17. The apparatus of claim 16, wherein the processor is further configured to:

transmit the error message to the computing device.

18. The apparatus of claim 16, wherein the processor is further configured to:

transmit the error message and the actual input to the computing device.

19. The apparatus of claim 16, wherein the processor is further configured to:

transmit the error message to the computing device;

receive, in response to transmitting the error message, an override input from the computing device; and

release the override input to the application being executed on the apparatus.

20. The apparatus of claim 15, wherein the expected input comprises a key press.

21. A computer program product comprising at least one computer-readable storage medium having computer-readable program code portions stored therein, the computer-readable program code portions comprising:

a first executable portion configured to receive, from a computing device, an expected input associated with an application being executed on a handheld electronic device;

a second executable portion configured to receive an actual input initiated by a user of the handheld electronic device, wherein the actual input is associated with the application being executed on the handheld electronic device;

a third executable portion configured to determine if the expected input and the actual input are substantially the same; and

a fourth executable portion configured to release the actual input to the application being executed on the handheld electronic device in response to a determination that the expected input and the actual input are substantially the same.

22. The computer program product of claim 21, wherein the expected input is received from a computing device, the computer program product further comprising:

a fifth executable portion configured to generate an error message in response to a determination that the expected input and the actual input are not substantially the same.

23. The computer program product of claim 22 further comprising:

a sixth executable portion configured to transmit the error message to the computing device.

24. The computer program product of claim 23 further comprising:

a sixth executable portion configured to transmit the error message and the actual input to the computing device.

25. The computer program product of claim 24 further comprising:

a sixth executable portion configured to transmit the error message to the computing device;

a seventh executable portion configured to receive, in response to transmitting the error message, an override input from the computing device; and

an eighth executable portion configured to release the override input to the application being executed on the handheld electronic device.

26. The computer program product of claim 21, wherein the expected input comprises a key press.

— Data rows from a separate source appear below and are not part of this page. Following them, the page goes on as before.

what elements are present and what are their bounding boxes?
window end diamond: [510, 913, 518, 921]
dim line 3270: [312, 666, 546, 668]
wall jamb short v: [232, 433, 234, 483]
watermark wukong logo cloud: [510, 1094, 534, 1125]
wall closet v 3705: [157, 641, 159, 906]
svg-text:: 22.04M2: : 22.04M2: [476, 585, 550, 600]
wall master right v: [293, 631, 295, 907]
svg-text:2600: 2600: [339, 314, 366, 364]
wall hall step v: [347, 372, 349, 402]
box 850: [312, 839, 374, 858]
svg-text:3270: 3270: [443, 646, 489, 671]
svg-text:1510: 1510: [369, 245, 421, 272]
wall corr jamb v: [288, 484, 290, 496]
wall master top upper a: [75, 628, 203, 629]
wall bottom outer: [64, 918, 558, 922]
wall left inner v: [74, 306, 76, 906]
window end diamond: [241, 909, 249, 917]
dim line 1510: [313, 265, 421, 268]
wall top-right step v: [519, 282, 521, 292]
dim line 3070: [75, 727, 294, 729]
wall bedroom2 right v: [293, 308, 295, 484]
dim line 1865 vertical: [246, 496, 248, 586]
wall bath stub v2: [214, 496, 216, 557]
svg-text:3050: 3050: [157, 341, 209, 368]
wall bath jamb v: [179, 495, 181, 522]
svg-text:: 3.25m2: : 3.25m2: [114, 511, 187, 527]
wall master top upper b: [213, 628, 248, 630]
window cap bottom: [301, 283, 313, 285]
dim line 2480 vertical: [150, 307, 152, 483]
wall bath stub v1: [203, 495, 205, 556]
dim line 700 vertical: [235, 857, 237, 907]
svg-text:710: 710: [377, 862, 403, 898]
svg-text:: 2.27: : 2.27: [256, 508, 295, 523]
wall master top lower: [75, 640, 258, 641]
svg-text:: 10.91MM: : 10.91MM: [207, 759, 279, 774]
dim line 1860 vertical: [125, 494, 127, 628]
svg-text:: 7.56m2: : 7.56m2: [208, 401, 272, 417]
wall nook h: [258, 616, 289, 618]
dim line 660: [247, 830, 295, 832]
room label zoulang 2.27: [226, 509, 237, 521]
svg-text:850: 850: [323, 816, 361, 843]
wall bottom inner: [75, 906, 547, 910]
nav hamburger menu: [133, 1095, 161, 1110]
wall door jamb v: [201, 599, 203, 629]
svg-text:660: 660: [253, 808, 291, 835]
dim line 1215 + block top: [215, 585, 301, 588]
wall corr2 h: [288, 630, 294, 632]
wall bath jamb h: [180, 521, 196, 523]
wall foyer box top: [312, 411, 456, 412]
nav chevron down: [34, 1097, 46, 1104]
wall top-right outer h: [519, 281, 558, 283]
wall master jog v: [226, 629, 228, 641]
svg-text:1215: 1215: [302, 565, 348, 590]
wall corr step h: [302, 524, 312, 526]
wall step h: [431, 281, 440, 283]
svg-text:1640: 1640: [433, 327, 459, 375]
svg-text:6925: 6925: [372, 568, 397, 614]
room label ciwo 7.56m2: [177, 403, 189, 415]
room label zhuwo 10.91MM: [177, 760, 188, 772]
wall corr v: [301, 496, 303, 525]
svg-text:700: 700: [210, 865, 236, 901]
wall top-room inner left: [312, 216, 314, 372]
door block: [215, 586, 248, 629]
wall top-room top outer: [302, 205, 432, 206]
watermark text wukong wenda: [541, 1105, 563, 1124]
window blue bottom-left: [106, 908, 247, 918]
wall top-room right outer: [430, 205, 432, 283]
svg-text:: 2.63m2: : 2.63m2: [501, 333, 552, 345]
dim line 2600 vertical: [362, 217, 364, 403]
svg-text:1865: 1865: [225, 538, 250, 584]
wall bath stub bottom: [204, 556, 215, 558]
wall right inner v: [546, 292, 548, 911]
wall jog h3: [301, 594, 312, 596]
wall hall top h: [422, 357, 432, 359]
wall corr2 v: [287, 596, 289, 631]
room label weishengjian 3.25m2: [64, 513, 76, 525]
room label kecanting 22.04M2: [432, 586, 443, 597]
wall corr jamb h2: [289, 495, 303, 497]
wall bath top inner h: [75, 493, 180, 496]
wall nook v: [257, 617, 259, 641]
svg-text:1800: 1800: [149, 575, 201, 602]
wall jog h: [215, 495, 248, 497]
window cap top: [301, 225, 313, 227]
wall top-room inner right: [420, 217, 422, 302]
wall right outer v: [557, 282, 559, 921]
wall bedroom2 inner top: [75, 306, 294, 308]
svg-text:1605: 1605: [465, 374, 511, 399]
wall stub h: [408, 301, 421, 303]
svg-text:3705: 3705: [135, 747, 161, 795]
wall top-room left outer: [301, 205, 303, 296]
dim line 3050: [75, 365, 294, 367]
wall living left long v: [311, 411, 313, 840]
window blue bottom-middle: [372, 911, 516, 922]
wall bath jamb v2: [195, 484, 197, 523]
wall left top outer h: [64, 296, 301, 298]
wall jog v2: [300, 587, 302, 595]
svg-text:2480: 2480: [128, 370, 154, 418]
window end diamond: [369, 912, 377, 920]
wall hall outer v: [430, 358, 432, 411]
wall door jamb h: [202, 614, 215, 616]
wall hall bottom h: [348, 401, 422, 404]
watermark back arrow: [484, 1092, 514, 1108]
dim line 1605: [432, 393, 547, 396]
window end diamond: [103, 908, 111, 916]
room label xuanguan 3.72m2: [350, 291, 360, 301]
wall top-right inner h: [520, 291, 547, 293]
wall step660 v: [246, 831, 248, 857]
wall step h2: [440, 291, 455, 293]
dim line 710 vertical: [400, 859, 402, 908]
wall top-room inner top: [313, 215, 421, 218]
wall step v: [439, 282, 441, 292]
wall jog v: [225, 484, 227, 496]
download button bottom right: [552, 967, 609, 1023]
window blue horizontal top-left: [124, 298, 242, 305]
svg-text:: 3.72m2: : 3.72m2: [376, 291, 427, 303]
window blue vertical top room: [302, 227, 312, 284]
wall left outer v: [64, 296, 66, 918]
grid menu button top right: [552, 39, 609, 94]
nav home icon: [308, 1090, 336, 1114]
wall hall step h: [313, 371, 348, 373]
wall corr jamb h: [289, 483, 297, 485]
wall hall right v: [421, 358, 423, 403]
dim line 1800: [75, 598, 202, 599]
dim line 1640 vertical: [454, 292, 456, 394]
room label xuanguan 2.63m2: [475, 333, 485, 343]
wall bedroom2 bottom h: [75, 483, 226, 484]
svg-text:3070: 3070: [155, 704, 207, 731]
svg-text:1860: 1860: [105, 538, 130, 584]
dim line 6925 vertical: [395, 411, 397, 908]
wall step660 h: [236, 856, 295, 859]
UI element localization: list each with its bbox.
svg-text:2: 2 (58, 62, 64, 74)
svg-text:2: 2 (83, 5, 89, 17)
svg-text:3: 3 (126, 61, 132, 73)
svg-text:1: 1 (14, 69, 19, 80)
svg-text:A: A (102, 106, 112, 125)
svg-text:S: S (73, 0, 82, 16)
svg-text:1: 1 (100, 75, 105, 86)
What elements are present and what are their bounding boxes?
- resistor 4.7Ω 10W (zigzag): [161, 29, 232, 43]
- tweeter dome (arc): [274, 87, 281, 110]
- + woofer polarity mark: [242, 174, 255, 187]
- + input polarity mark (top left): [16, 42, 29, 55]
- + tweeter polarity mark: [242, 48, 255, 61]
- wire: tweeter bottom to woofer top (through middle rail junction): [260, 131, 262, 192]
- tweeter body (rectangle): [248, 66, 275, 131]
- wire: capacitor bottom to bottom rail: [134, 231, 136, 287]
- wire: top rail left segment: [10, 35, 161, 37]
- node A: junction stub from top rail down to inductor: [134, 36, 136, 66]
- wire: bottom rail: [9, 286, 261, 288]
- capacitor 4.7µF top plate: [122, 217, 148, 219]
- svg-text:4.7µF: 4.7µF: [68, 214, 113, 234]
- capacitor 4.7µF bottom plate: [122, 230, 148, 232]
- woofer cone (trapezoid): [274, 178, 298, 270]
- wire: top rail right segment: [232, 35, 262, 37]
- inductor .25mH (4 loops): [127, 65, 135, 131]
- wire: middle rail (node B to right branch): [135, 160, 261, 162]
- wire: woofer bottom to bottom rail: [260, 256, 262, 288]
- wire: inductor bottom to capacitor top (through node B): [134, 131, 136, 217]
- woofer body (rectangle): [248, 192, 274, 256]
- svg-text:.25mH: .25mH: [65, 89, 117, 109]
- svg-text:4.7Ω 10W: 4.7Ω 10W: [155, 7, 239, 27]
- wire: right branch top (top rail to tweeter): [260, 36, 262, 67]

27. A computer-implemented method for training a user to operate a package delivery application executing on a handheld delivery information acquisition device comprising:

establishing a connection between a handheld delivery information acquisition device and a computing device;

receiving an expected input at the handheld delivery information acquisition device from the computing device, wherein the expected input is associated with a package delivery application being executed on the handheld delivery information acquisition device;

receiving an actual input initiated by a user of the handheld delivery information acquisition device, wherein the actual input is associated with the package delivery application being executed on the handheld delivery information acquisition device;

determining if the expected input and the actual input are substantially the same; and

releasing the actual input to the package delivery application being executed on the handheld delivery information acquisition device in response to a determination that the expected input and the actual input are substantially the same.